Are you a Family Caregiver?
The answer is yes, if you do any one of these acts of caring for a family member:
Pick up medication or order medication for delivery
Accompany them to a doctor’s appointment or make the appointment for them
A trip to the grocery store, includes taking a loved one with you or checking their refrigerator and picking up food for them
Take their dog for a walk or feed their cat
Do their laundry and/or put it away
Prepare at least one meal a day for them – or maybe all three and a snack.
Make sure their daily meals and snacks are nutritious and includes something you know they like.
Make changes to their diet as circumstances and abilities change.
Do dishes, put them away and wipe counters for them
Making sure the floor is vacuumed or swept regularly
Fill daily pill boxes.
Provide companionship – just being there to watch tv, talk with, sharing the day’s activities and connecting with one another. This is an important part of family caregiving. So is keeping other family members informed.
Make sure the house is maintained, furnace filters changed on schedule, water taps and toilets work, lightbulbs get changed and the mail is collected. .
If your loved one recovers from an injury or cancer or other disease, life will go back to a version of “normal”.
You may have temporarily done one or more things from the list below, but you knew recovery would end those tasks. Your caregiving duties will lessen and likely end. You are now an experienced short term family caregiver.
If your loved one has a progressive disease or a lifelong disability, you are a long- term family caregiver doing most or all of the above. Plus one or most of the tasks below:
Pivot on a dime when circumstances demand it
Adapt to cognitive decline, if it comes your way, adjusting to cope with lessened mobility or other physical limitations, learning new ways of interacting, coping with losses for them and you, adding layers of safety.
You – and your loved one – may navigate new challenges such as ending driving, coping with wandering, loss of social awareness, inability to express emotion
See that changes are made to the home to accommodate decreased mobility, prevent falls, and is safe overall. You may have lock away pill bottles so they cannot be tampered with, add new locks to doors, disable stove knobs.
Help with hygiene to include changing clothing, face washing, toileting, showering – all of which bring their own challenges. Learn about incontinence products and how to use them
Adapt to and provide help with limited mobility. Request mobility equipment as needed, while still helping them move in ways that allow them to maintain what personal mobility they have
Monitor medication to be sure it is taken as prescribed – perhaps testing blood sugar and providing insulin shot, handing them pills and a glass of water, ordering when needed.
Advocate for your loved one.
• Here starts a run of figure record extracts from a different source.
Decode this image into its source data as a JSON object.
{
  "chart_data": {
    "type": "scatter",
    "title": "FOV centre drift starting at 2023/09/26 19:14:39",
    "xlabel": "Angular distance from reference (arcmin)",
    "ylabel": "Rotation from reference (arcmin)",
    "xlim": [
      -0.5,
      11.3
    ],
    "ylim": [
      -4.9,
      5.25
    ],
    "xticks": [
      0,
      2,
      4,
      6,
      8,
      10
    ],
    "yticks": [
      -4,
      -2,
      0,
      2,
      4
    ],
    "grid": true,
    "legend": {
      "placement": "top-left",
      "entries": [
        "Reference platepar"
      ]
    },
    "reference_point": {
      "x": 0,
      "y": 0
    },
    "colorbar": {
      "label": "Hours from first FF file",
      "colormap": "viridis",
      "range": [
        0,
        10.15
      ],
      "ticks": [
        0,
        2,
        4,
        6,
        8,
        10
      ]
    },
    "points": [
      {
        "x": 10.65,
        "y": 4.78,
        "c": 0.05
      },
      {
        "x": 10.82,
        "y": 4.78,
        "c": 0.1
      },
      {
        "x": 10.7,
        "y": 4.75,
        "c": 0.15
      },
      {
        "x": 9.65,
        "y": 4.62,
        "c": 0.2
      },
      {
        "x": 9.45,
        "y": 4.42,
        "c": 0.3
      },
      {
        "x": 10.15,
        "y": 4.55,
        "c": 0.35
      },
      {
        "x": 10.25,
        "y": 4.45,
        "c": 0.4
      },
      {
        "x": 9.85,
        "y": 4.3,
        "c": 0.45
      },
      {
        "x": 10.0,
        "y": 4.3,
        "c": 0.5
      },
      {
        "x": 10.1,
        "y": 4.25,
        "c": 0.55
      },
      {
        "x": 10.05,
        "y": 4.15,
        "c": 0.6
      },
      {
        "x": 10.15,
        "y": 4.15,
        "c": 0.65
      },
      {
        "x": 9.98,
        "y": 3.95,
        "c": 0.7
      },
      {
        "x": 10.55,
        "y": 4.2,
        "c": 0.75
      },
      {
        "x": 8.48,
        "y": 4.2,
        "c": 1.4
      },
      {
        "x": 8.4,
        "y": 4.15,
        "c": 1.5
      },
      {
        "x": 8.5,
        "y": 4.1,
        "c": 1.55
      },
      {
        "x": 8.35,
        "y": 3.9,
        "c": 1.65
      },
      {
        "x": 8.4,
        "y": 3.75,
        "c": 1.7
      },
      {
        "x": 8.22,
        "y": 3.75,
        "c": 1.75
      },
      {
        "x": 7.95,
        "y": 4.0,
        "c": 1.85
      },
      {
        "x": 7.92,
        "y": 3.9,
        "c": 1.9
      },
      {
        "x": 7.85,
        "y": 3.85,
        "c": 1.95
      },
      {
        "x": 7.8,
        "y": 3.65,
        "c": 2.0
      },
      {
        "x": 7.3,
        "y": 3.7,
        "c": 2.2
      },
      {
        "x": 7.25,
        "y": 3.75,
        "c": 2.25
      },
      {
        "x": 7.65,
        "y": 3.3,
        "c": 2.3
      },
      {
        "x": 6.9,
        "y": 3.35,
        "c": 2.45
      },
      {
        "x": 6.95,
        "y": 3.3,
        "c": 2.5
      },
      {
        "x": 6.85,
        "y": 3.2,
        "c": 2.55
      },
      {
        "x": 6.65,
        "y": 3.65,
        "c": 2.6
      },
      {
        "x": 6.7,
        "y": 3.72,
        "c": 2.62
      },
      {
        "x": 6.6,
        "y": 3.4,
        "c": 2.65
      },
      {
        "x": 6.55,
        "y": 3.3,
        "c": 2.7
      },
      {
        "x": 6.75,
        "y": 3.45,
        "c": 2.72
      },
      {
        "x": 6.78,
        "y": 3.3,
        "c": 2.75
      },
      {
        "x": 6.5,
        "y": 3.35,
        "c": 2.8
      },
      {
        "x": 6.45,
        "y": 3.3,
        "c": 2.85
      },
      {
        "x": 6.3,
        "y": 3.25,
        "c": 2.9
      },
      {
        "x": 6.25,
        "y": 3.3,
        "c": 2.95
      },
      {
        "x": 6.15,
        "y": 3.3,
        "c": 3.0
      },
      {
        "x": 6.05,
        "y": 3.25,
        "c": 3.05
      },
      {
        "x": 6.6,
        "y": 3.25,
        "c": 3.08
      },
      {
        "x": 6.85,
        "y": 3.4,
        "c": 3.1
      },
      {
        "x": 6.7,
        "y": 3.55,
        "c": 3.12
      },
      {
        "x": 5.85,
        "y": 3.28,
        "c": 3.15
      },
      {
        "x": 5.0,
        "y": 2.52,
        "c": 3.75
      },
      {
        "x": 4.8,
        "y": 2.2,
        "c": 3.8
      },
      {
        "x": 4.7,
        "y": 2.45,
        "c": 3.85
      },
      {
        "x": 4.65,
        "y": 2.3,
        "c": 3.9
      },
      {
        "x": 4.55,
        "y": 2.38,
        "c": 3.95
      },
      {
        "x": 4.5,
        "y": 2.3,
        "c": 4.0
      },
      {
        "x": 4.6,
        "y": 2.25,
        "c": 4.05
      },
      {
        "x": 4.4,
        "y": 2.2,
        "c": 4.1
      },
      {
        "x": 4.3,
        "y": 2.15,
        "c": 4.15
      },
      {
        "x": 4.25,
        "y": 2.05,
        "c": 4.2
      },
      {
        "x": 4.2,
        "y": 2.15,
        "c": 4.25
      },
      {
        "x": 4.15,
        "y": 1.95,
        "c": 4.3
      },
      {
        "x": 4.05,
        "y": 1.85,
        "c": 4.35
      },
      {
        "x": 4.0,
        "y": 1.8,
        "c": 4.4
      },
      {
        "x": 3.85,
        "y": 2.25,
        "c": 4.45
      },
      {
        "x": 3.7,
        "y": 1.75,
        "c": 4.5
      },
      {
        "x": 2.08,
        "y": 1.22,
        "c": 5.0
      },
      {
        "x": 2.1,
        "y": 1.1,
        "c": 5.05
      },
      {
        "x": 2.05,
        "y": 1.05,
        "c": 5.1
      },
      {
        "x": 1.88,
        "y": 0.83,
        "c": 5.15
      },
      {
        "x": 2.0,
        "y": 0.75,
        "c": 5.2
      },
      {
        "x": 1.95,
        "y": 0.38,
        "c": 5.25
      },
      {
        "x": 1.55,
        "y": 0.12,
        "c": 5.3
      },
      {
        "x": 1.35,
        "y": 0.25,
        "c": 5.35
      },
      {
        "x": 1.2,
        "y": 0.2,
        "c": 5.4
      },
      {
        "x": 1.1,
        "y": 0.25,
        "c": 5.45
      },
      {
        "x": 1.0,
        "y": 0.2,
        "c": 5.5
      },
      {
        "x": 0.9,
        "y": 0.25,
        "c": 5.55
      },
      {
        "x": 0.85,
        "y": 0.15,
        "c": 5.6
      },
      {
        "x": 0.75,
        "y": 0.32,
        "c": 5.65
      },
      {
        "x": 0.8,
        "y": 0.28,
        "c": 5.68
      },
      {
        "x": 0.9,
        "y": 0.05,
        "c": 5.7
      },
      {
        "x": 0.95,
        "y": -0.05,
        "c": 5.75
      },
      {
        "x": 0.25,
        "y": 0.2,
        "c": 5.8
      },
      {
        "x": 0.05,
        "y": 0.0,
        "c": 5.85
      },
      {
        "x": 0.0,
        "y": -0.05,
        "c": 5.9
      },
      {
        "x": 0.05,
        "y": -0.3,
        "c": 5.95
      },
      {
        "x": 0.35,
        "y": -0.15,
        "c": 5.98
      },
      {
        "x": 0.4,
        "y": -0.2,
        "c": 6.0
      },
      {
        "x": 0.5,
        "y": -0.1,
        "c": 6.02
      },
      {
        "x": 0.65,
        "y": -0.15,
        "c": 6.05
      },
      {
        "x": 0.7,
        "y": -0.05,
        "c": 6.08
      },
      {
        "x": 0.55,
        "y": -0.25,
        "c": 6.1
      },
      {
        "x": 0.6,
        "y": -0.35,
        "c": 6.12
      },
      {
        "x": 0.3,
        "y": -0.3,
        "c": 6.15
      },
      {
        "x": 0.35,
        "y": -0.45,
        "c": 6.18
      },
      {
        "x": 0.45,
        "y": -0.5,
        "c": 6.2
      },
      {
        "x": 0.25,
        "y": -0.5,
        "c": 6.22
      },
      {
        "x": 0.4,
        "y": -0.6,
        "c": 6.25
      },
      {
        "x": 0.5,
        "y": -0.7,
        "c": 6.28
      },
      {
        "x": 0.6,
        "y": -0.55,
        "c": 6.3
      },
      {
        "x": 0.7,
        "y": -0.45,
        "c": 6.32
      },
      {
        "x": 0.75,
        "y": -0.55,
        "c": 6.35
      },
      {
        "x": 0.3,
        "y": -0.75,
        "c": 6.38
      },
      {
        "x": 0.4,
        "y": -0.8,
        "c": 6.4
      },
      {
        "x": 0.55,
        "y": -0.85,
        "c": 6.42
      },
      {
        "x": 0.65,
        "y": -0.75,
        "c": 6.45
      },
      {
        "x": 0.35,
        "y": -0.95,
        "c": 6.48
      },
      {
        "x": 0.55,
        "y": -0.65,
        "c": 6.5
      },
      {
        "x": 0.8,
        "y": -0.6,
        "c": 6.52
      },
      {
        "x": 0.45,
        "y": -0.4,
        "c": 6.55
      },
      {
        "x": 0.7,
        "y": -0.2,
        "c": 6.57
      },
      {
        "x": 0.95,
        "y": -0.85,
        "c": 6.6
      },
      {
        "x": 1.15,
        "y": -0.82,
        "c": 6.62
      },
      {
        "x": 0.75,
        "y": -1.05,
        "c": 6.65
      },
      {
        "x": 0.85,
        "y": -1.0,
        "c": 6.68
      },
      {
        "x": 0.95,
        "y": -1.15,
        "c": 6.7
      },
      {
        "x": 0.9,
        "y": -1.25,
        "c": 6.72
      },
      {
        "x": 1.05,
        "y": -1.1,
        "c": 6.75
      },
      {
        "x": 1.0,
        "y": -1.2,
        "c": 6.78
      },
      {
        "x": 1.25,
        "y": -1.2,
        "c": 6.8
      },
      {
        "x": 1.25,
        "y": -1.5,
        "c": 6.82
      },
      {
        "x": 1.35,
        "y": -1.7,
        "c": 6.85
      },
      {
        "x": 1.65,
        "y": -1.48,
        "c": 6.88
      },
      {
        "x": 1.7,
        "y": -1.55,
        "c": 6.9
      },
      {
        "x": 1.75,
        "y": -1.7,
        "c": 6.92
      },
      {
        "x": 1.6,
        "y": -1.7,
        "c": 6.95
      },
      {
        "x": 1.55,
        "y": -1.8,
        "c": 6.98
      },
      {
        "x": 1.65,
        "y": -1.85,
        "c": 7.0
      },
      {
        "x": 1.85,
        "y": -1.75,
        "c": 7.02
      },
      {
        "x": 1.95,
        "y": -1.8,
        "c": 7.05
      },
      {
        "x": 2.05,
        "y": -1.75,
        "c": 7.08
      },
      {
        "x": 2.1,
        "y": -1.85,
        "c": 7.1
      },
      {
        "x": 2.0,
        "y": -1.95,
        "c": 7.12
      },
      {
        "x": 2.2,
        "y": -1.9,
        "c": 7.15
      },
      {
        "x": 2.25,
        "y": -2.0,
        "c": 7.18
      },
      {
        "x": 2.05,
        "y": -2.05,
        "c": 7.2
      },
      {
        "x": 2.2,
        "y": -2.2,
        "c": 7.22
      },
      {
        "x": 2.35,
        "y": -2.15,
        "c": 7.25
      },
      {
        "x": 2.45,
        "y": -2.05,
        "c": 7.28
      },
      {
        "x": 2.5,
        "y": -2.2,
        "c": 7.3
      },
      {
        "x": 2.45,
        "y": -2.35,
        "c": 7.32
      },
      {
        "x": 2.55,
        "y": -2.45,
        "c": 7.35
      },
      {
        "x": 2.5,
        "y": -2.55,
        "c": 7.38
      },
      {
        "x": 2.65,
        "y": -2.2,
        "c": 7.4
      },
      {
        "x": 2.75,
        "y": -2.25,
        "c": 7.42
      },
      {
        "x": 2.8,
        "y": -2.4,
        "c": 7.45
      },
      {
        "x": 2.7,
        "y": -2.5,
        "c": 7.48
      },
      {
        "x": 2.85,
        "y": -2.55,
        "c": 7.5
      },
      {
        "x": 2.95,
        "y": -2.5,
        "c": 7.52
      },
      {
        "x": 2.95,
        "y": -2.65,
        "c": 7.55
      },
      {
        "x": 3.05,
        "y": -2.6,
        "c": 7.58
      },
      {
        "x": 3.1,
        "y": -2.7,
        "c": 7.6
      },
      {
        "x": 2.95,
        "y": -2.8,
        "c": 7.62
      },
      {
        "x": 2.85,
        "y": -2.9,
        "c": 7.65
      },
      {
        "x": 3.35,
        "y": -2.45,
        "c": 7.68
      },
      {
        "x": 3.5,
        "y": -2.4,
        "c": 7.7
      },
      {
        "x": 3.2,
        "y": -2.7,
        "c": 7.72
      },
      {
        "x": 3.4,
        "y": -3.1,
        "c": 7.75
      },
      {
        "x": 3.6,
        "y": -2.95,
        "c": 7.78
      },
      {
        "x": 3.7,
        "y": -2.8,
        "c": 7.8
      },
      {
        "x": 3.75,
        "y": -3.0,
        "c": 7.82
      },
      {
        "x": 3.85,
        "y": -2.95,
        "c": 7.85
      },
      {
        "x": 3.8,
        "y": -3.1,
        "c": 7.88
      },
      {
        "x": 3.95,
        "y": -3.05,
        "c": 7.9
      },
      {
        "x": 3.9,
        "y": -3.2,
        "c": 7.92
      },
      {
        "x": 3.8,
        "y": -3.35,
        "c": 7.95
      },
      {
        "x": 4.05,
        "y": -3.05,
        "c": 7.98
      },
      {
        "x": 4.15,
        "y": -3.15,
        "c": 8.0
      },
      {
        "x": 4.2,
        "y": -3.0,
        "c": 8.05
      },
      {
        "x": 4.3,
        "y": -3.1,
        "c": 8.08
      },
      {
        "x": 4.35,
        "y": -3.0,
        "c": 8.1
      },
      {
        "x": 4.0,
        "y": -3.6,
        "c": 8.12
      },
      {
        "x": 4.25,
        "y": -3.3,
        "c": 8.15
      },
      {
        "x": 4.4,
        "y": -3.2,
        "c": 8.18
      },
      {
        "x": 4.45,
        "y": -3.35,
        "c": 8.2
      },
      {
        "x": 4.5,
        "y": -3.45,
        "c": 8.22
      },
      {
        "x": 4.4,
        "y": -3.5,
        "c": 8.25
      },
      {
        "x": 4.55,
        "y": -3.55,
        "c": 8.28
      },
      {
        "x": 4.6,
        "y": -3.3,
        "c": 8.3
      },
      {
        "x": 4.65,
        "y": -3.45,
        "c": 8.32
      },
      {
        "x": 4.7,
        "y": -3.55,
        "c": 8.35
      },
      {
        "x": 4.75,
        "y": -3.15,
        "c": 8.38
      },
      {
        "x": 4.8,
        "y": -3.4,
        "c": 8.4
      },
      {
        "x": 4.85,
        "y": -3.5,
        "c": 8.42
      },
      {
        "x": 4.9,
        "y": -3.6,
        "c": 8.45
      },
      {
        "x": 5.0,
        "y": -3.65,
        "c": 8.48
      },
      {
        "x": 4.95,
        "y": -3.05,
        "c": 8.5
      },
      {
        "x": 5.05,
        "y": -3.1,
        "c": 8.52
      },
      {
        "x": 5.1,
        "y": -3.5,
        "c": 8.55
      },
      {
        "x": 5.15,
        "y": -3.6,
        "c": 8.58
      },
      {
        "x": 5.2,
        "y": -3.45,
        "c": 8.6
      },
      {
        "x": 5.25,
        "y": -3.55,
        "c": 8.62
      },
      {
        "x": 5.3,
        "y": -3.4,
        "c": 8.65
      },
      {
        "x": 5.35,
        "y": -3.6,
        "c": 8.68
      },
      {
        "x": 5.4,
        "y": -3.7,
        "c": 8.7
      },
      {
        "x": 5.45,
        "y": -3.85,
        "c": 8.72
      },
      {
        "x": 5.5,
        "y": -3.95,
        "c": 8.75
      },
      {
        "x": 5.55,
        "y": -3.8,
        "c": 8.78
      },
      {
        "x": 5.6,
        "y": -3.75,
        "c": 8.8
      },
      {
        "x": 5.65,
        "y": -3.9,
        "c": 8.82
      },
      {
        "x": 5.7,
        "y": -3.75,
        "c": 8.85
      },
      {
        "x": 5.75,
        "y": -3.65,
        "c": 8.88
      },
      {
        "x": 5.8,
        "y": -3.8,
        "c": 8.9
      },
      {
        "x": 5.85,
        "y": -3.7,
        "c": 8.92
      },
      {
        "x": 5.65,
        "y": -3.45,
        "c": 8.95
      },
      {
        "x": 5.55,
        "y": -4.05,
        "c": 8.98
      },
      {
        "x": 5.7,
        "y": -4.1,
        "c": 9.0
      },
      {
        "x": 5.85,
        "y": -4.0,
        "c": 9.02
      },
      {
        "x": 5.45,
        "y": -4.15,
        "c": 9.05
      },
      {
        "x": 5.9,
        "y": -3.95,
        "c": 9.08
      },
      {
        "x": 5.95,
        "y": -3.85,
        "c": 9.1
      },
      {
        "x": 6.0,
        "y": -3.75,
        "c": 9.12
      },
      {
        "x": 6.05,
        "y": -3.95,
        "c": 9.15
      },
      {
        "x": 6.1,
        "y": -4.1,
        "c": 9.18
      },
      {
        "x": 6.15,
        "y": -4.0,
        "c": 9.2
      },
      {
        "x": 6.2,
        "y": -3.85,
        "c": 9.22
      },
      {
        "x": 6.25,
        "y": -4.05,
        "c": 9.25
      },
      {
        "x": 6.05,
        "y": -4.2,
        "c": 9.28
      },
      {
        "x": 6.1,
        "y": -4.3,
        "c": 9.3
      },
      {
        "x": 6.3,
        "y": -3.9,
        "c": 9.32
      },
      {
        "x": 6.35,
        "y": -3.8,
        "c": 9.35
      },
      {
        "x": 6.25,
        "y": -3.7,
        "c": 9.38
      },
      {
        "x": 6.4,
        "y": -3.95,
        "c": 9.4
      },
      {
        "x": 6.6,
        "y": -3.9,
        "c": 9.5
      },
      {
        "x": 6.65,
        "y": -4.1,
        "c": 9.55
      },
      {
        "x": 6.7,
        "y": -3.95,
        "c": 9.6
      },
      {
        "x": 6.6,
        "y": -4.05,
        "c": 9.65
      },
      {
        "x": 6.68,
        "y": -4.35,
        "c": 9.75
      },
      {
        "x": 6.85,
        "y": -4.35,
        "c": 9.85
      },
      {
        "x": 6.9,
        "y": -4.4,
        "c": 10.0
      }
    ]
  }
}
Request medication review as needed. Report changes in condition. You are a key part of the care team that includes doctors, specialists, possibly speech, physical or occupational therapists, nurses, in-home aides and others. Be polite, say thank you but be persistent.
Notice that these items become ever more complex, adding one to the one before it? Note that each step requires more thought, decision making, more commitment, more time?
Caregivers need to be aware and expect at least some, if not all, of these demands.
We need to be honest, personally and as a society, about the importance of caregiving and what it involves. We need this information so it is readily available to everyone and in an easily accessible format.
Our loved ones deserve this. Caregivers deserve this.
But . . . we are not discouraged by the demands of being a caregiver.
There are ways to manage, to engage, to keep stress at bay, to keep yourself healthy and family intact.
Millions of people are caregivers, whether for a season or a lifetime, as parents of children with disabilities.
They learn to cope, to manage and to be successful. You will too.
Our pledge to you: we will work together to make sure your journey is supported and meaningful.
And the best that it can be for you and your loved one.